Creagrutus lepidus

Scientific classification
- Kingdom: Animalia
- Phylum: Chordata
- Class: Actinopterygii
- Order: Characiformes
- Family: Stevardiidae
- Genus: Creagrutus
- Species: C. lepidus
- Binomial name: Creagrutus lepidus Vari & Harold, Lasso & Machado-Allison, 1993 Vari & Harold, 2001

= Creagrutus lepidus =

- Authority: Vari & Harold, Lasso & Machado-Allison, 1993 Vari & Harold, 2001

Species of fish

Creagrutus lepidus is a species of freshwater ray-finned fish, a characin, belonging to the family Stevardiidae.

==Location==

It is native to South America, occurring in the Aroa and Urama River basins of the Caribbean versant drainage in Venezuela. These basins form part of the northern coastal watershed that flows directly into the Caribbean Sea, a region characterized by short, steep rivers descending from the coastal ranges. Seasonal rainfall patterns strongly influence their hydrology, producing alternating periods of high discharge and low flow that shape aquatic habitats.
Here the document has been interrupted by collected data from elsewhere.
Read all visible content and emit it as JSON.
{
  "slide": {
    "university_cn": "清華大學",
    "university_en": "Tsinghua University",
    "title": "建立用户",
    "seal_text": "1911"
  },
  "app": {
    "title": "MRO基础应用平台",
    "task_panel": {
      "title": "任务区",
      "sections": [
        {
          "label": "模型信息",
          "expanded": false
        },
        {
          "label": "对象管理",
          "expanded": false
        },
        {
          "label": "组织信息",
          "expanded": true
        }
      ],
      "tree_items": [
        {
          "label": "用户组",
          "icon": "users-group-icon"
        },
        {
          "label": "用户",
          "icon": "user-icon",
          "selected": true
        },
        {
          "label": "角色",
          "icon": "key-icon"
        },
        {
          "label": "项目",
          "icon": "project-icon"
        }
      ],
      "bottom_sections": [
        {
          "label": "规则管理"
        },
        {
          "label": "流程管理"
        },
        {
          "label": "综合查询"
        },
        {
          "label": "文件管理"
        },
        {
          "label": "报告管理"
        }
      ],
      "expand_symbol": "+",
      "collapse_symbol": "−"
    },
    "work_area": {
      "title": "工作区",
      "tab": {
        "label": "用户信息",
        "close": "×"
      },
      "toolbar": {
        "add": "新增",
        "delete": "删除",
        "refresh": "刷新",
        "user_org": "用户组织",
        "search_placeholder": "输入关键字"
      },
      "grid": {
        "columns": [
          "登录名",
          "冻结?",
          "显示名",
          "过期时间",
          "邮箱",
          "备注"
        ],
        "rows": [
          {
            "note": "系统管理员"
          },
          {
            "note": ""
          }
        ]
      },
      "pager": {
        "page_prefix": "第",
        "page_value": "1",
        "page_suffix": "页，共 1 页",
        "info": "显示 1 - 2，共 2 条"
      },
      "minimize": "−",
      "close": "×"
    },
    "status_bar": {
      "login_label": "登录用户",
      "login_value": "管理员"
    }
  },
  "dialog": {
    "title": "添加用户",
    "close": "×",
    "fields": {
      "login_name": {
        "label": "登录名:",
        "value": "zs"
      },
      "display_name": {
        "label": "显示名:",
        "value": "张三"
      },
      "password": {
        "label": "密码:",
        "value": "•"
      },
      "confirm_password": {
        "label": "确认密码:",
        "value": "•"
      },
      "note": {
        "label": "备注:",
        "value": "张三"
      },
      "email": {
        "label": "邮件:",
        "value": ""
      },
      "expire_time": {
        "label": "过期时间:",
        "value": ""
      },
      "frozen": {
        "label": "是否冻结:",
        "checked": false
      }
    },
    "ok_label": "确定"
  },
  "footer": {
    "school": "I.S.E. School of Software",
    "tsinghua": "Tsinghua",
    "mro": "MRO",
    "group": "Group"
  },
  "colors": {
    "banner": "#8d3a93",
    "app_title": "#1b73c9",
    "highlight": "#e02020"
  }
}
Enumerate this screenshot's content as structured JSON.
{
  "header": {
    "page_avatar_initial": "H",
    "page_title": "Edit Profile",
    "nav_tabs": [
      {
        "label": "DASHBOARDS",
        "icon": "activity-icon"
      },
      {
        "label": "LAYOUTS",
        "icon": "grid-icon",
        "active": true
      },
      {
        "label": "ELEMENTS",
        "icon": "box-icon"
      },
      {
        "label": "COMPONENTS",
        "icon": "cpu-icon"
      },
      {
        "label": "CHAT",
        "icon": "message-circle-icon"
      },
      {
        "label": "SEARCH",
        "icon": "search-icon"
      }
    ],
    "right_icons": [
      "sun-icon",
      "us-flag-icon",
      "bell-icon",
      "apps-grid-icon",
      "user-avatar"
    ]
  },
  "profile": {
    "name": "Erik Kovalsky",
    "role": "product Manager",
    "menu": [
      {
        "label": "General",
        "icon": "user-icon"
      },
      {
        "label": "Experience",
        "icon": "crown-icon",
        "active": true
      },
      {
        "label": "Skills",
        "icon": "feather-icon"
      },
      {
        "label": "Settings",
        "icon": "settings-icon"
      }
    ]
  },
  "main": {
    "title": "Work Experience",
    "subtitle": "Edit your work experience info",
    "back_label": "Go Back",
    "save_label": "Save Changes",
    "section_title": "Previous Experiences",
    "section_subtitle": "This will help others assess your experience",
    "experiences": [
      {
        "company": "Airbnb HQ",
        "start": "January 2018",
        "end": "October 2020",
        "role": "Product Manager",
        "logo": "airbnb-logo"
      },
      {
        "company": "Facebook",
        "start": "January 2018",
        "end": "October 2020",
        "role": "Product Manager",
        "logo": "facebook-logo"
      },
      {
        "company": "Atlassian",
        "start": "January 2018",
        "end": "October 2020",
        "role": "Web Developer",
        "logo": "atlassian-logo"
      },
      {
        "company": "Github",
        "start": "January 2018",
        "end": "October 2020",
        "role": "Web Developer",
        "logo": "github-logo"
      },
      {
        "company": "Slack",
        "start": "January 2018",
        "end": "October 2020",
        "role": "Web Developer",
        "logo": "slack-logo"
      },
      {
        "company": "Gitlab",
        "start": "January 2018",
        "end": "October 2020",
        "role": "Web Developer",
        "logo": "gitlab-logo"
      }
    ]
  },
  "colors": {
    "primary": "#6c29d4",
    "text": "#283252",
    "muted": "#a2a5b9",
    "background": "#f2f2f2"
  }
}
The Aroa and Urama rivers support diverse freshwater communities adapted to these dynamic conditions, including species with restricted distributions tied to coastal drainages. Their location along the Caribbean versant underscores the ecological distinctiveness of Venezuela’s northern river systems, which serve as important biogeographic links between inland waters and coastal marine environments.

==Size==
This species reaches a length of 4.7 cm.

==Etymology==
The species name is derived from Latin, meaning ‘pleasant,’ ‘agreeable,’ or ‘elegant,’ in reference to its distinctive pigmentation, notably the well‑developed dark midlateral stripe.